Carte des formations : soutenir l’enseignement agricole

Intervention de Gérard Nicaud

Monsieur le Président, chers collègues, comme cela a déjà été dit, les réformes de la formation professionnelle et de l’apprentissage impactent profondément l’action de notre collectivité et de nos partenaires avec qui nous mettons en œuvre la carte des formations.

Je voudrais aujourd’hui intervenir sur un domaine particulier qui est celui de l’enseignement agricole.

Eu égard à l’urgence climatique, couplée aux différentes crises sanitaires, l’enseignement agricole n’évolue pas assez vite.

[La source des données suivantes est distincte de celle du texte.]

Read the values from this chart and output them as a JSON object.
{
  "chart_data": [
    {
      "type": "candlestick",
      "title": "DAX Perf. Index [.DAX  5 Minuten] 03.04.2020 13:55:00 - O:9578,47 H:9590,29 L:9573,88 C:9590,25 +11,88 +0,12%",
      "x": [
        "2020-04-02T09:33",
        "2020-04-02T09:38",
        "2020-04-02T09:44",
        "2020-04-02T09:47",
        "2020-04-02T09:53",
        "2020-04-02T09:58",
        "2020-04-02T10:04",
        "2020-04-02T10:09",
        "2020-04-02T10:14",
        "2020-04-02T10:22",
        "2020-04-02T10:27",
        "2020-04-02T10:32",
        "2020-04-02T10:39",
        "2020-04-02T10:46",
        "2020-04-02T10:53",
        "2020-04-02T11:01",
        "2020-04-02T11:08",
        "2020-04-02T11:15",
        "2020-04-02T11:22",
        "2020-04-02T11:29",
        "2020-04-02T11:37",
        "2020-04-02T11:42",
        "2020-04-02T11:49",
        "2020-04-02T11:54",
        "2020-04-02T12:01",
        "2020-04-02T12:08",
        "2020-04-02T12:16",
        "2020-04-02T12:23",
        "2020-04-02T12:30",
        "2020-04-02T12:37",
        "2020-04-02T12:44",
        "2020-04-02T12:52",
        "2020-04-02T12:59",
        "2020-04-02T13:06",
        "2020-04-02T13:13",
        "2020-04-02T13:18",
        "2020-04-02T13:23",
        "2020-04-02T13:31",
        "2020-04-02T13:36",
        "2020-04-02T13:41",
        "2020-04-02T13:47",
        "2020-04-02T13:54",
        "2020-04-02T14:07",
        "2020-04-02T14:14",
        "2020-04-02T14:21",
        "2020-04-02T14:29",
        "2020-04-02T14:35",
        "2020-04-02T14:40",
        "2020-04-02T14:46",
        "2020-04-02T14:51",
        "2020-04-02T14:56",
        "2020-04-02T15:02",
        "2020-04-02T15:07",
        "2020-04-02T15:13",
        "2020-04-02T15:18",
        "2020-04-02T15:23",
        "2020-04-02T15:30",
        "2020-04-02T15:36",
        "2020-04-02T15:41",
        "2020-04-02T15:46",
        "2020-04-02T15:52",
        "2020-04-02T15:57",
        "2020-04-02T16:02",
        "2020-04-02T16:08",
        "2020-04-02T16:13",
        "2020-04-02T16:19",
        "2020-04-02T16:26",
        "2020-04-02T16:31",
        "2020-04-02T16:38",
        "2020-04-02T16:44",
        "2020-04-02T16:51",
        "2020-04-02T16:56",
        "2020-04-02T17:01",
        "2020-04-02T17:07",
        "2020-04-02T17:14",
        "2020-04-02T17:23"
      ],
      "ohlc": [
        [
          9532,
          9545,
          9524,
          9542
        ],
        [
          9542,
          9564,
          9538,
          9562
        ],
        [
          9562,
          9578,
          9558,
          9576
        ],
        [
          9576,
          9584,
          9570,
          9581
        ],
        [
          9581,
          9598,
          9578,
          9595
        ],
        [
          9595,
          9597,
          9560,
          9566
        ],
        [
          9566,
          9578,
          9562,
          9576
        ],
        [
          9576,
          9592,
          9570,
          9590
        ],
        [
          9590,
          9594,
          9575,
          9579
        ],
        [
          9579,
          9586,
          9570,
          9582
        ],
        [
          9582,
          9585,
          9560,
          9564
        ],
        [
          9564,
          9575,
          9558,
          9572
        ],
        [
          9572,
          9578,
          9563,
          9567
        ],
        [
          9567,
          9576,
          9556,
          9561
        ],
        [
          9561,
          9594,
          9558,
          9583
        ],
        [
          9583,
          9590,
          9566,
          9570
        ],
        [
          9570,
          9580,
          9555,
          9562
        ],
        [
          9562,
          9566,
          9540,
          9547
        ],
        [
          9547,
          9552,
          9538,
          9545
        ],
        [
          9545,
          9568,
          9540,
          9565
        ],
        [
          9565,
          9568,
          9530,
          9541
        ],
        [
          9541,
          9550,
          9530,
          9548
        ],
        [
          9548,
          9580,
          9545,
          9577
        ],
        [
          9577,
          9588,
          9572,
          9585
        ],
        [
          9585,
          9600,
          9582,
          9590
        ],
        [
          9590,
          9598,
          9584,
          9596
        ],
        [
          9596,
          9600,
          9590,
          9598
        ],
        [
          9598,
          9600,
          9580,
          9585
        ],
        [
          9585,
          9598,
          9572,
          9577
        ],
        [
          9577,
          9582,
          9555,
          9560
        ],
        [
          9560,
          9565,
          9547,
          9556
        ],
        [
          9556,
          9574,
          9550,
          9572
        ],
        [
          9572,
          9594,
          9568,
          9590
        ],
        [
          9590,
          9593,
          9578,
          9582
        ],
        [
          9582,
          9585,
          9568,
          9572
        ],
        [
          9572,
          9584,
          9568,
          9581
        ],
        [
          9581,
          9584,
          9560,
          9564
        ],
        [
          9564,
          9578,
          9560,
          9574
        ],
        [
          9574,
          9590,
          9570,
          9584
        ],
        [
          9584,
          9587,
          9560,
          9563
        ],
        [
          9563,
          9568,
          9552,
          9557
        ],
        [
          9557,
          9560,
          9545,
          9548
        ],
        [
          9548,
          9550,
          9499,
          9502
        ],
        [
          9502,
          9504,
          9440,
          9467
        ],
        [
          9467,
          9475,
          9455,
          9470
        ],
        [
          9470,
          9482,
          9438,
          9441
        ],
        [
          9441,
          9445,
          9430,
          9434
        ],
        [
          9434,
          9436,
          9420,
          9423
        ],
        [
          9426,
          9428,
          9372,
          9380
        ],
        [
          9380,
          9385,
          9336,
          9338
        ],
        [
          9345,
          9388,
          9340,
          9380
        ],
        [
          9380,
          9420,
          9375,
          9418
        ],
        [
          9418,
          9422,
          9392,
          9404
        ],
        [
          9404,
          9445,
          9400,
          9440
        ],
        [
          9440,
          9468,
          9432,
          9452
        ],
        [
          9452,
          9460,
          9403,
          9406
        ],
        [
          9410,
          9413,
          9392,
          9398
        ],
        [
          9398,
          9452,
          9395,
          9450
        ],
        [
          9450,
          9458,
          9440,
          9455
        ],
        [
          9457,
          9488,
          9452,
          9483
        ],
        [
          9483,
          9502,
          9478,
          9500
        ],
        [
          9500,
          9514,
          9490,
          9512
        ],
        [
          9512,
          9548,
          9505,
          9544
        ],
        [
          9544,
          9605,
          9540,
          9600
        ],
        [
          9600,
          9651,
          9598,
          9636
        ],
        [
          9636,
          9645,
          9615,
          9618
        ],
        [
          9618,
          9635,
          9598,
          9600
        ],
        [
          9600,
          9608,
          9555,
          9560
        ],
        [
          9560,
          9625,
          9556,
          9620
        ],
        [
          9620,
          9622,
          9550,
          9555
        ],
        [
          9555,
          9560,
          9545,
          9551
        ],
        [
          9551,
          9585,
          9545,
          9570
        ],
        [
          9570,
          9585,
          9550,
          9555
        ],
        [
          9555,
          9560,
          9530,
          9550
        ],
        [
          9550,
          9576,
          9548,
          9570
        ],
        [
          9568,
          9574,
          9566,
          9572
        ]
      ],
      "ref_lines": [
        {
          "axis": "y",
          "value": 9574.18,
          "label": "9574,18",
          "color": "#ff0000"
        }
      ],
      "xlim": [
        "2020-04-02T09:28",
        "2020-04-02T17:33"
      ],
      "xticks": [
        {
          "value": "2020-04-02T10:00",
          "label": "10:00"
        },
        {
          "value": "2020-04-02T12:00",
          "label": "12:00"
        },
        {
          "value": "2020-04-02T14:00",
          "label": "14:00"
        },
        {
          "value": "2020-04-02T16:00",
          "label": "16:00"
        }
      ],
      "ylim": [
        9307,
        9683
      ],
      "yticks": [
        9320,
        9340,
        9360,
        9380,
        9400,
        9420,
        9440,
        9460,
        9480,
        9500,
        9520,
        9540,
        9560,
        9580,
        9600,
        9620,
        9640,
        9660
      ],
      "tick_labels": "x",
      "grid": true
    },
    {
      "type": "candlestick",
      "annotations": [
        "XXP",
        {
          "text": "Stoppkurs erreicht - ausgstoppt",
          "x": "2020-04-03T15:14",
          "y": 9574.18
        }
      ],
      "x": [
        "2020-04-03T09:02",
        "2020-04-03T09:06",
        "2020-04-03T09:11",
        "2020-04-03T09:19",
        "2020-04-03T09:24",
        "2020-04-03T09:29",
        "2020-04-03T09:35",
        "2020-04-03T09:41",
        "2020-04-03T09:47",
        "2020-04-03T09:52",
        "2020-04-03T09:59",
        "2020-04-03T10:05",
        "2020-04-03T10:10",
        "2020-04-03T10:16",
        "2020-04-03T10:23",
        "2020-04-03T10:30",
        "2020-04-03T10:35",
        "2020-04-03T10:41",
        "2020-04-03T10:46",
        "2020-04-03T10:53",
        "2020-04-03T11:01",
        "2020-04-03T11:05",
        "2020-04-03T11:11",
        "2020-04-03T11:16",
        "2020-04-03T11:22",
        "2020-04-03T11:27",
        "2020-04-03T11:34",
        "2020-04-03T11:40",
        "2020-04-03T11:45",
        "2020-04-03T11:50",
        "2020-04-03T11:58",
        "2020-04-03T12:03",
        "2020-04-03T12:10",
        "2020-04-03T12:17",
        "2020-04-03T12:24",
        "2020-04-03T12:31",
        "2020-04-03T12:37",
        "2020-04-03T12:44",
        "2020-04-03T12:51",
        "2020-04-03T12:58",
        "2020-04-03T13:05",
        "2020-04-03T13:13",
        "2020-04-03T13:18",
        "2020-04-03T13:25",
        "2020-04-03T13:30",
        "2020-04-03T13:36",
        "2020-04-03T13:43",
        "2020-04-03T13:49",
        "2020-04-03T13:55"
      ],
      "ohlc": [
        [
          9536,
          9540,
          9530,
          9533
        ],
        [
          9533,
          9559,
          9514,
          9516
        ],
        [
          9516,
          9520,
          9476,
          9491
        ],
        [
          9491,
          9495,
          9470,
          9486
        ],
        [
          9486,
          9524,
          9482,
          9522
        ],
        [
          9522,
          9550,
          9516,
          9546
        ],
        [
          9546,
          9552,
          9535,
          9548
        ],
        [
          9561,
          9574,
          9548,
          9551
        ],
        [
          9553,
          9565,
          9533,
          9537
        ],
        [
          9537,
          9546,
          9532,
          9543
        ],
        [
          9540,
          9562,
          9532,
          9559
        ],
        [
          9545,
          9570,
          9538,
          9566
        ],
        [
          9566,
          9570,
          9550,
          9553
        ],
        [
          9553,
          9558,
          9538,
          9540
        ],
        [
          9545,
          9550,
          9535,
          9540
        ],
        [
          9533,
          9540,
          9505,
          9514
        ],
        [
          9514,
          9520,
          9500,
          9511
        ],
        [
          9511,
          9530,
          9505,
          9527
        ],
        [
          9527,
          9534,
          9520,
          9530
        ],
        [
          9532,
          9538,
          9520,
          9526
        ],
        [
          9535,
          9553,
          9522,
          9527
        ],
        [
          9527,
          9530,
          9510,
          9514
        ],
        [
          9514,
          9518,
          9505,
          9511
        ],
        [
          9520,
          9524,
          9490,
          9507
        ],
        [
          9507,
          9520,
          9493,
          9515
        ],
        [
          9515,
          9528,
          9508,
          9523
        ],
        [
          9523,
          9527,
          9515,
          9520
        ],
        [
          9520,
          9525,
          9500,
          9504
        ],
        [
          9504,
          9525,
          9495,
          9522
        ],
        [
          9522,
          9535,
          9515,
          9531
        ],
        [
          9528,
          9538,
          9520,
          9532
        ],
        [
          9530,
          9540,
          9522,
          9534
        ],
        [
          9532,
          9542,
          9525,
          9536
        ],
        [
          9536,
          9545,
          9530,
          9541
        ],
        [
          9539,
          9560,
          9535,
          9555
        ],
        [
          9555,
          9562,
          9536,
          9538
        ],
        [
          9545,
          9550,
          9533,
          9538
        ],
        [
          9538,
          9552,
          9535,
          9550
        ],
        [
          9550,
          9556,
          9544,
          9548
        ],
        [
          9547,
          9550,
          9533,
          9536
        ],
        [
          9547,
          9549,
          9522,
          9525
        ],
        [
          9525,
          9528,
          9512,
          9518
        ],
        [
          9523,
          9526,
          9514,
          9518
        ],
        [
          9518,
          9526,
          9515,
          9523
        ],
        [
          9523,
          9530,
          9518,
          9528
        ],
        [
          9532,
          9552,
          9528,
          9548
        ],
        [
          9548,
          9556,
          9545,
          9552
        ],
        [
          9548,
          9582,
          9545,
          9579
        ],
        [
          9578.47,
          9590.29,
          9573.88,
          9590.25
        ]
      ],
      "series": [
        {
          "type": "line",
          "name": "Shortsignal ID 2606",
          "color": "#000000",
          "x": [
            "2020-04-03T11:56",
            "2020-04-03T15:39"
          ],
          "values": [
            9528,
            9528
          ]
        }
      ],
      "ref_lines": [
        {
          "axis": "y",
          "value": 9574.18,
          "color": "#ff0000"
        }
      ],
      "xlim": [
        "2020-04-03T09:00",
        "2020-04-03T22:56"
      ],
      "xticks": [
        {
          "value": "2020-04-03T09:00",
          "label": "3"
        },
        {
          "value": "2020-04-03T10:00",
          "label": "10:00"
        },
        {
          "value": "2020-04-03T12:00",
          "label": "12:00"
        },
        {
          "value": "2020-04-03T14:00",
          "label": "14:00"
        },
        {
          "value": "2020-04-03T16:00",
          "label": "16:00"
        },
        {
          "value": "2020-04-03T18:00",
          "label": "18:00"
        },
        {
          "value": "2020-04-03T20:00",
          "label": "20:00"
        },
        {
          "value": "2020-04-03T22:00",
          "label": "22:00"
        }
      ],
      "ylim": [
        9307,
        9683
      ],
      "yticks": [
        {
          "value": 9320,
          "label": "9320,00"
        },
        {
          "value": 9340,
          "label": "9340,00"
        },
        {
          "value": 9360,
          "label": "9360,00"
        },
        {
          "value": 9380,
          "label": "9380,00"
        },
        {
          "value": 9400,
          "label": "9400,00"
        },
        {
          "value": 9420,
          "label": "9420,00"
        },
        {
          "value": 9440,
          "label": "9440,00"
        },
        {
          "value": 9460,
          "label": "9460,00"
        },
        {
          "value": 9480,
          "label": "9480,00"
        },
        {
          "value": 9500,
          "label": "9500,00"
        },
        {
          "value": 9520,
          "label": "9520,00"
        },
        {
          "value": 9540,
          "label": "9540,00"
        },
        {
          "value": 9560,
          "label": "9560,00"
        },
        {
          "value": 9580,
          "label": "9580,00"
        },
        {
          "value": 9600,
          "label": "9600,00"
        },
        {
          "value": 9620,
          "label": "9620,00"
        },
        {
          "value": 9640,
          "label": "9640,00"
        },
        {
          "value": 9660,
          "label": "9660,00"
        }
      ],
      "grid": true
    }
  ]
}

C’est sous l’impulsion de Stéphane Le Foll, qu’a été introduite la notion d’agroécologie dans le cadre de la loi d’avenir votée en 2014. Les idées novatrices de cette loi (modification des pratiques agronomiques, réduction du bilan carbone des aliments que nous consommons, etc) fut contrariée par la politique agricole libérale conduite par la Commission européenne. On en mesure les conséquences aujourd’hui avec notre modèle agricole français qui souffre et qui se sent accusé.

Toujours d’actualité, l’agroécologie a fait son entrée dans les formations. Elle mérite d’être partagée,  encouragée et soutenue.

C’est la raison de la tribune publiée récemment dans le journal Libération à l’initiative de notre collègue Charles Fournier. Elle a reçu la signature de nombreux élus régionaux.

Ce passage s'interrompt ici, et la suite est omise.